Complex bills deserve better treatment than 11th-hour shove

EVERY year Massachusetts lawmakers pass some statutes that many of them know little or nothing about. And last year was no exception. Of the 750-plus laws enacted during the 12 months that ended Jan. 5 only a couple of dozen were particularly complex. But don't ask senators or representatives to explain in depth what they voted for. You might embarrass them.

So many proposals are rushed through the legislature, especially in the final weeks, that probably no more than a handful of the members in either chamber are totally aware of everything taken up.

Too often lawmakers rely on their party floor leaders to tell them how they should vote. In some instances, however, such advice may not be in the best interest of either the legislator or constituents.

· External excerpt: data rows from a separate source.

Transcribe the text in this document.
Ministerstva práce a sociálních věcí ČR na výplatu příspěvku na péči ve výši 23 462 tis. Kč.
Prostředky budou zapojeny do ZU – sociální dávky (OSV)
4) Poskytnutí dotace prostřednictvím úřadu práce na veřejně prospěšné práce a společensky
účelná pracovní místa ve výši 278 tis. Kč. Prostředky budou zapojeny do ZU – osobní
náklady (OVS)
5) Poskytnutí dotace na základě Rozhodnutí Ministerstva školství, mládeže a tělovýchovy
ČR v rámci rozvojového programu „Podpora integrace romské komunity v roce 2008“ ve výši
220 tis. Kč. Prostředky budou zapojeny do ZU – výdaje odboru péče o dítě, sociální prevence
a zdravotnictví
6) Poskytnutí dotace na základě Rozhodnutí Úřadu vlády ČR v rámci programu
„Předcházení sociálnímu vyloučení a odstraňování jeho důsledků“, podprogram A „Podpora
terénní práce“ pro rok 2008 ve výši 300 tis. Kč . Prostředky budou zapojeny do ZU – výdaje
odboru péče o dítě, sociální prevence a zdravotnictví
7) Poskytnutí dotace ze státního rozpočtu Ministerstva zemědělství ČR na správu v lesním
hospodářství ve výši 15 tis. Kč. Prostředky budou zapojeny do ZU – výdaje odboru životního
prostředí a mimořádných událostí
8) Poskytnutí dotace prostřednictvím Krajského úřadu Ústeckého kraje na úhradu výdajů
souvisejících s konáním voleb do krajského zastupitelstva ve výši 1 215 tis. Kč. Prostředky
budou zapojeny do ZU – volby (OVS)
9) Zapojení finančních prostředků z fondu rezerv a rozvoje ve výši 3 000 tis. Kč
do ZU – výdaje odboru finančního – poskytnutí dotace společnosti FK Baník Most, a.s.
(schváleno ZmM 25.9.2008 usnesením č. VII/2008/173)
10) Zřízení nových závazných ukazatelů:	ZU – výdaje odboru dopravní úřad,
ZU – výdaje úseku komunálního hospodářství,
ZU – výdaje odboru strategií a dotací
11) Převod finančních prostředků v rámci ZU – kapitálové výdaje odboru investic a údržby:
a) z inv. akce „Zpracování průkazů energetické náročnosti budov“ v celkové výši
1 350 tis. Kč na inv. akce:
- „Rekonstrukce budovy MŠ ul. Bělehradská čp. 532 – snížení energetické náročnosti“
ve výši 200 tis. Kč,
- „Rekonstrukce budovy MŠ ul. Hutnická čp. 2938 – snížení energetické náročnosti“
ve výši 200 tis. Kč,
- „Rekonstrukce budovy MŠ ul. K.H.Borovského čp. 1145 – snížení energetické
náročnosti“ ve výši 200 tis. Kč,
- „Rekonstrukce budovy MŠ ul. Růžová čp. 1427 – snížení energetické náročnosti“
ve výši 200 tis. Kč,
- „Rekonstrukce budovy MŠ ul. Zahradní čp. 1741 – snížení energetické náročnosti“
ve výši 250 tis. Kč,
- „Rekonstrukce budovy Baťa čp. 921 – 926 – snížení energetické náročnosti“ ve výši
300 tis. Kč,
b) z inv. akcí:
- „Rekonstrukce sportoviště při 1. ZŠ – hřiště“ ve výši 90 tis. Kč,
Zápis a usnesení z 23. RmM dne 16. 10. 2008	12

Even legislative leaders sometimes take their voting cues, especially on complex and controversial matters, from committee chairmen, colleagues, or others of trust supposedly more familiar with the specifics of a proposal.

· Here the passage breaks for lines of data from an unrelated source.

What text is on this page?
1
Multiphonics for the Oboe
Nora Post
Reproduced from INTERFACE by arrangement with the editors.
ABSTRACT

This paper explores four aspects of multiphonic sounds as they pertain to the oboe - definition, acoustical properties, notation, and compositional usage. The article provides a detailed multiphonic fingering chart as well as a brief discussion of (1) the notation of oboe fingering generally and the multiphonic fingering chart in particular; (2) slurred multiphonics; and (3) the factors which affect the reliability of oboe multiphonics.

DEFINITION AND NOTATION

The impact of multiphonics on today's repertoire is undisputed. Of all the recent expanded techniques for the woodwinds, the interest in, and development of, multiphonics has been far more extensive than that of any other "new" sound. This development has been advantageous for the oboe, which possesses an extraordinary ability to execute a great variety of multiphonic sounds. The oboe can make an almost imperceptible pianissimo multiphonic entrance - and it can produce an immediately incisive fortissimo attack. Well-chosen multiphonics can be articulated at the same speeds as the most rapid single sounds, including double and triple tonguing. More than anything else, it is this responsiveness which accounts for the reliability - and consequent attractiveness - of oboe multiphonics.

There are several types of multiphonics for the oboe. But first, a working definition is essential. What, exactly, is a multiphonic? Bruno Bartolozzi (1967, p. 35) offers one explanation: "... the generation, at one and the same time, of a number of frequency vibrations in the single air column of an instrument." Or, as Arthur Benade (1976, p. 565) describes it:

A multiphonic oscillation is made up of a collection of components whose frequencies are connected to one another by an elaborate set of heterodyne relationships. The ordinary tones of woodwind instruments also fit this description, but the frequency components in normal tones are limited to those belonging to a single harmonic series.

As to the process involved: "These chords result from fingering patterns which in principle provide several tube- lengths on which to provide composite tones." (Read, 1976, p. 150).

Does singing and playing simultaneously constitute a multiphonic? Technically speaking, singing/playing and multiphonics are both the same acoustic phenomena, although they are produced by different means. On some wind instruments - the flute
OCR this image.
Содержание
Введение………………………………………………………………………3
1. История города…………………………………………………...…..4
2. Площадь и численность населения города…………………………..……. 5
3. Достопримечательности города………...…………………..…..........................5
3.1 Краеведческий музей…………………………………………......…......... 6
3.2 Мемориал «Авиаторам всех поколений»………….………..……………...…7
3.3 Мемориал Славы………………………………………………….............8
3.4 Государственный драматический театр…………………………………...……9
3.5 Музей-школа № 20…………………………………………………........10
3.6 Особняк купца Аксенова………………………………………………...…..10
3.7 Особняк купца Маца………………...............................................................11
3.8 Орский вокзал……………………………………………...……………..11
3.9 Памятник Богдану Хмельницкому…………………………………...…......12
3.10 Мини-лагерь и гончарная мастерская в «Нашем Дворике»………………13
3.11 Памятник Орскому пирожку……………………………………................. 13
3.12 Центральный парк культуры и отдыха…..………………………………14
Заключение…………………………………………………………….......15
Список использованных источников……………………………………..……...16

Lawmakers need more than a few minutes to acquaint themselves with the fine print of bills, including time for to assess a proposal's potential effects on the humble taxpayer.

Legislation involving big-spending or future-funding obligations should not be hustled through at the end of a session, when the pressure of political expediency tends to limit opportunities for debate. Yet rarely do those in control of legislative machinery recognize that something might be too complex or too costly to be ground through in the final often frantic days.

The universal health-care measure last session is a good case in point. And to his credit House Speaker George Keverian (D) of Everett withstood pressure from various directions, including the Senate leadership and state's executive branch, and said ``no'' to what might have been little more than a rubber-stamping of the bill.

As desirable as it might be to provide adequate, affordable health insurance for every resident, including some 600,000 now without such coverage, the measure that breezed through the Senate Dec. 21 may not be what is needed. Despite all the work that Senate Ways and Means chairman Patricia McGovern (D) of Lawrence put into the measure and the broad coalition she helped rally behind it, the legislation left many questions unanswered.

These include: What would it cost? How would it affect small businesses and others whose employees have no health-insurance coverage? There is much to suggest that once the program was operational, which was to be in 1992, the annual price tag would have been more than the projected $1.6 billion.

The figures thrown around during the legislation's whistle stop in the Senate were little better than rough estimates, perhaps based mostly on wishful thinking on the part of those determined to gain the measure's approval.

Unlike some of their Senate colleagues, the House members, including Mr. Keverian, are in no hurry to pass something neither the state nor its taxpayers and business community might be able to afford.

If the legislation is as good as its backers, including Gov. Michael Dukakis and Senator McGovern, seem to feel it is, the House, after analyzing it, should come to that conclusion, too, probably by early spring. It just might be that the Keverian-led chamber will come up with something better not only in health-insurance coverage but also in hospital cost containment.

Although Governor Dukakis has to be disappointed about the legislation's failure to gain passage before the 1987 lawmaking curtain came down, he can hardly blame the Speaker, or anyone else.

Certainly it was the governor's intent to ride into the Feb. 8 Democratic Iowa caucuses and the Feb. 16 New Hampshire primary on the wings of the legislation. Now, instead of heralding his leadership in seeing to it that Massachusetts had the first universal health-care law in the nation, it is doubtful how much campaign mileage Dukakis can gain from the proposal.

Keverian, while refusing to be stampeded, has promised to give such legislation early attention this year. Yet he has not committed his chamber to the legislation the governor refiled Jan. 6. Nor will he agree to a specific deadline. The issue of comprehensive health-care insurance is too important to be rushed into law to accommodate anyone's campaign calendar.

Even if the legislative assembly line may be a bit slower than some politicians would like, the extra weeks it might take to come up with the best possible measure could be time well spent.